Mr Montgomerie said Mr Osborne "re-setting the rules of the game" by improving pay and ending the state welfare prop was an "admiral project".

"You cannot fight an election saying you are standing up for hard-working families then you cut benefits for hard-working families," he said.

He went on that since the The Sun, Boris Johnson and a series of right-wing backbenchers had aired their disquiet at the cuts he had a "massive rebellion on your hands".

"I don't think George Osborne will tweak," he said. "If he does just try to get away with this, he will not just be defeated in the Lords, he will be defeated in the Commons.

"That's not just the end of his leadership ambitions, it's the end of his Chancellorship and he would have to resign."

Mr Field, who like the think-tank mapped out his alternatives, said: "Many of us have been slow to take on board the National Living Wage strategy.

"It tears up a welfare agreement that goes back to the Elizabethan poor. (The argument is) appalling wages should not be dealt with by taxpayers, but should be born by capitalism itself. It changes the whole welfare debate."

He argued the proper role of welfare is to "take on those costs no capitalist system would be able take on".

TAX CREDITS: THE IMPACT

Tax credits are welfare payments to families raising children and working people on low incomes.

More than three million families will lose an average of £1,300 a year from April

The cuts will deliver £4.4bn of the Chancellor’s planned welfare cuts by reducing the earnings level at which tax credits start to be withdrawn from £6,420 to £3,850.

The Government says eight out of 10 would be "better off" overall from a package which also includes increases in the minimum wage for over-25s, rises in the income tax threshold and extended free childcare.

The Resolution Foundation today published a five-point plan over how he can find £4.4bn without cutting tax credits.

The organisation suggests phasing in the cuts would still leave 2.7 million families worse off and simply extend the political pain for the Tories.

Only imposing the cuts on new claimants would only make modest savings and will undermine the Government's Universal Credit single benefit, they say.

Instead, it offers a menu of changes to taxation thresholds and pensions.

“If the government is serious about providing more help to working families, its only option is to reverse the cuts," said David Finch, senior economic analyst at the Resolution Foundation.

"Fortunately there are plenty of ways to fund this move – such as cancelling tax cuts targeted at better off households.

"And with a surplus of close to £12bn pencilled in for the end of the parliament, the Chancellor can afford to cancel the tax credit cuts and still eliminate the deficit.”

  1. Slow down the increase in the threshold where workers start to pay income tax

    Increasing the income tax personal Allowance in line with inflation, rather than accelerating it towards £12,500, would raise £4.9bn by 2020.
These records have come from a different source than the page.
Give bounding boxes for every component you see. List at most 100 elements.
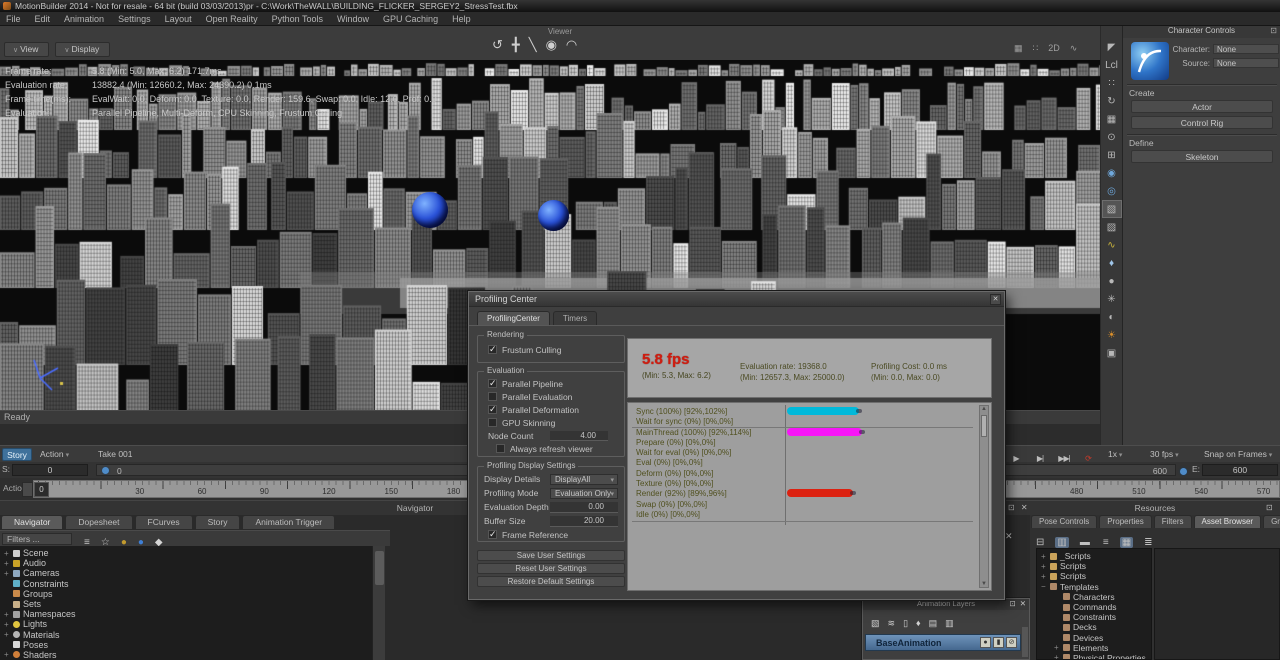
- tab-groups[interactable]: Groups: [1263, 515, 1280, 528]
- delete-layer-icon[interactable]: ▯: [903, 613, 908, 631]
- scrollbar-thumb[interactable]: [981, 415, 987, 437]
- tab-navigator[interactable]: Navigator: [1, 515, 63, 529]
- tree-row[interactable]: + Scripts: [1037, 561, 1151, 571]
- normals-display-icon[interactable]: ◉: [1102, 164, 1122, 182]
- expand-toggle[interactable]: +: [4, 630, 13, 639]
- orbit-tool-icon[interactable]: ↺: [492, 36, 503, 54]
- setting-control[interactable]: Evaluation Only: [550, 488, 618, 499]
- setting-control[interactable]: DisplayAll: [550, 474, 618, 485]
- tree-row[interactable]: Sets: [0, 599, 372, 609]
- checkbox-row[interactable]: Always refresh viewer: [478, 442, 624, 455]
- scene-object-sphere[interactable]: [412, 192, 448, 228]
- particles-icon[interactable]: ✳: [1102, 290, 1122, 308]
- base-animation-layer-row[interactable]: BaseAnimation ●▮⊘: [865, 634, 1021, 651]
- display-2d-icon[interactable]: 2D: [1048, 38, 1060, 56]
- menu-item[interactable]: Edit: [35, 14, 51, 24]
- story-button[interactable]: Story: [2, 448, 32, 461]
- source-value-field[interactable]: None: [1213, 58, 1279, 68]
- checkbox[interactable]: [488, 405, 497, 414]
- tab-filters[interactable]: Filters: [1154, 515, 1192, 528]
- restore-default-settings-button[interactable]: Restore Default Settings: [477, 576, 625, 587]
- scrollbar-thumb[interactable]: [375, 551, 384, 585]
- models-display-icon[interactable]: ▧: [1102, 200, 1122, 218]
- dialog-close-button[interactable]: ✕: [990, 294, 1001, 305]
- new-layer-icon[interactable]: ▧: [871, 613, 880, 631]
- record-button[interactable]: ⟳: [1078, 448, 1098, 461]
- tab-asset-browser[interactable]: Asset Browser: [1194, 515, 1262, 528]
- tree-row[interactable]: Poses: [0, 640, 372, 650]
- menu-item[interactable]: Settings: [118, 14, 151, 24]
- tree-row[interactable]: Constraints: [0, 579, 372, 589]
- polygon-count-icon[interactable]: ●: [1102, 272, 1122, 290]
- expand-toggle[interactable]: +: [4, 569, 13, 578]
- rotate-tool-icon[interactable]: ↻: [1102, 92, 1122, 110]
- expand-toggle[interactable]: +: [1054, 643, 1063, 652]
- expand-toggle[interactable]: +: [4, 559, 13, 568]
- pan-tool-icon[interactable]: ╋: [512, 36, 520, 54]
- expand-toggle[interactable]: +: [1054, 653, 1063, 660]
- expand-toggle[interactable]: +: [1041, 562, 1050, 571]
- tree-row[interactable]: + Cameras: [0, 568, 372, 578]
- layers-scrollbar[interactable]: [1022, 627, 1028, 657]
- tree-row[interactable]: + Audio: [0, 558, 372, 568]
- tree-row[interactable]: + _Scripts: [1037, 551, 1151, 561]
- checkbox[interactable]: [488, 392, 497, 401]
- arc-tool-icon[interactable]: ◠: [566, 36, 577, 54]
- pin-icon[interactable]: ♦: [1102, 254, 1122, 272]
- node-count-field[interactable]: 4.00: [550, 431, 608, 441]
- navigator-pane-controls[interactable]: ⊡ ✕: [1008, 503, 1030, 512]
- layers-stack-icon[interactable]: ≋: [888, 613, 896, 631]
- playback-speed-dropdown[interactable]: 1x: [1104, 448, 1142, 461]
- expand-toggle[interactable]: +: [4, 549, 13, 558]
- snap-dropdown[interactable]: Snap on Frames: [1200, 448, 1278, 461]
- scrollbar-left-knob[interactable]: [102, 467, 109, 474]
- fps-dropdown[interactable]: 30 fps: [1146, 448, 1196, 461]
- end-frame-field[interactable]: 600: [1202, 464, 1278, 476]
- tab-timers[interactable]: Timers: [553, 311, 597, 325]
- tab-pose-controls[interactable]: Pose Controls: [1031, 515, 1097, 528]
- checkbox-row[interactable]: Parallel Evaluation: [478, 390, 624, 403]
- reset-user-settings-button[interactable]: Reset User Settings: [477, 563, 625, 574]
- tree-row[interactable]: + Physical Properties: [1037, 653, 1151, 660]
- tree-row[interactable]: + Scene: [0, 548, 372, 558]
- bones-display-icon[interactable]: ▨: [1102, 218, 1122, 236]
- layer-weight-icon[interactable]: ●: [980, 637, 991, 648]
- menu-item[interactable]: Help: [452, 14, 471, 24]
- expand-toggle[interactable]: +: [4, 620, 13, 629]
- keying-group-icon[interactable]: ⊞: [1102, 146, 1122, 164]
- expand-toggle[interactable]: +: [4, 650, 13, 659]
- scale-tool-icon[interactable]: ▦: [1102, 110, 1122, 128]
- checkbox[interactable]: [496, 444, 505, 453]
- timeline-playhead[interactable]: 0: [34, 482, 49, 497]
- render-mode-icon[interactable]: ▦: [1014, 38, 1023, 56]
- tree-row[interactable]: + Shaders: [0, 650, 372, 660]
- tree-row[interactable]: Commands: [1037, 602, 1151, 612]
- character-value-field[interactable]: None: [1213, 44, 1279, 54]
- next-frame-button[interactable]: ▶|: [1030, 448, 1050, 461]
- select-layer-icon[interactable]: ♦: [916, 613, 921, 631]
- animation-layers-controls[interactable]: ⊡ ✕: [1009, 599, 1027, 608]
- action-dropdown[interactable]: Action: [36, 448, 90, 461]
- menu-item[interactable]: Animation: [64, 14, 104, 24]
- save-user-settings-button[interactable]: Save User Settings: [477, 550, 625, 561]
- panel-dock-icon[interactable]: ⊡: [1270, 26, 1277, 35]
- checkbox-row[interactable]: Frame Reference: [478, 528, 624, 541]
- tree-row[interactable]: + Lights: [0, 619, 372, 629]
- profiler-scrollbar[interactable]: [979, 405, 989, 588]
- zoom-line-tool-icon[interactable]: ╲: [529, 36, 537, 54]
- menu-item[interactable]: Layout: [165, 14, 192, 24]
- checkbox-row[interactable]: Parallel Deformation: [478, 403, 624, 416]
- scene-object-sphere[interactable]: [538, 200, 569, 231]
- play-button[interactable]: ▶: [1006, 448, 1026, 461]
- tree-row[interactable]: Decks: [1037, 622, 1151, 632]
- tree-row[interactable]: + Materials: [0, 630, 372, 640]
- filters-field[interactable]: Filters ...: [2, 533, 72, 545]
- scrollbar-right-knob[interactable]: [1180, 468, 1187, 475]
- ik-blend-icon[interactable]: ⊙: [1102, 128, 1122, 146]
- points-mode-icon[interactable]: ∷: [1033, 38, 1039, 56]
- checkbox-row[interactable]: GPU Skinning: [478, 416, 624, 429]
- spline-display-icon[interactable]: ∿: [1102, 236, 1122, 254]
- checkbox-row[interactable]: Frustum Culling: [478, 343, 624, 356]
- tree-row[interactable]: Devices: [1037, 633, 1151, 643]
- view-dropdown[interactable]: View: [4, 42, 49, 57]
  2. Or look to find it from higher rate tax payers
  3. It suggests increasing the basic rate of income tax limit to rise in line with inflation, rather than accelerating it so the higher rate threshold reaches £50,000, saving £1.3bn by 2020.

  4. Osborne could claw back inheritance tax hand-outs
  5. Reversing the increase in the inheritance tax threshold and cuts to corporation tax would save £3.4bn by 2020.

  6. Raid the state pension coffers
  7. Clawing back the over-indexation above earnings of the state pension - it was put up by more than its legal obligation - from the last Parliament by limiting pension rises in this Parliament would save around £6bn.

  8. Reverse various tax breaks
  9. Returning spending on tax reliefs to 2010 levels by 2020 – and thereby reducing the UK’s current £100bn spend on around 1,000 different reliefs – would save around £10bn.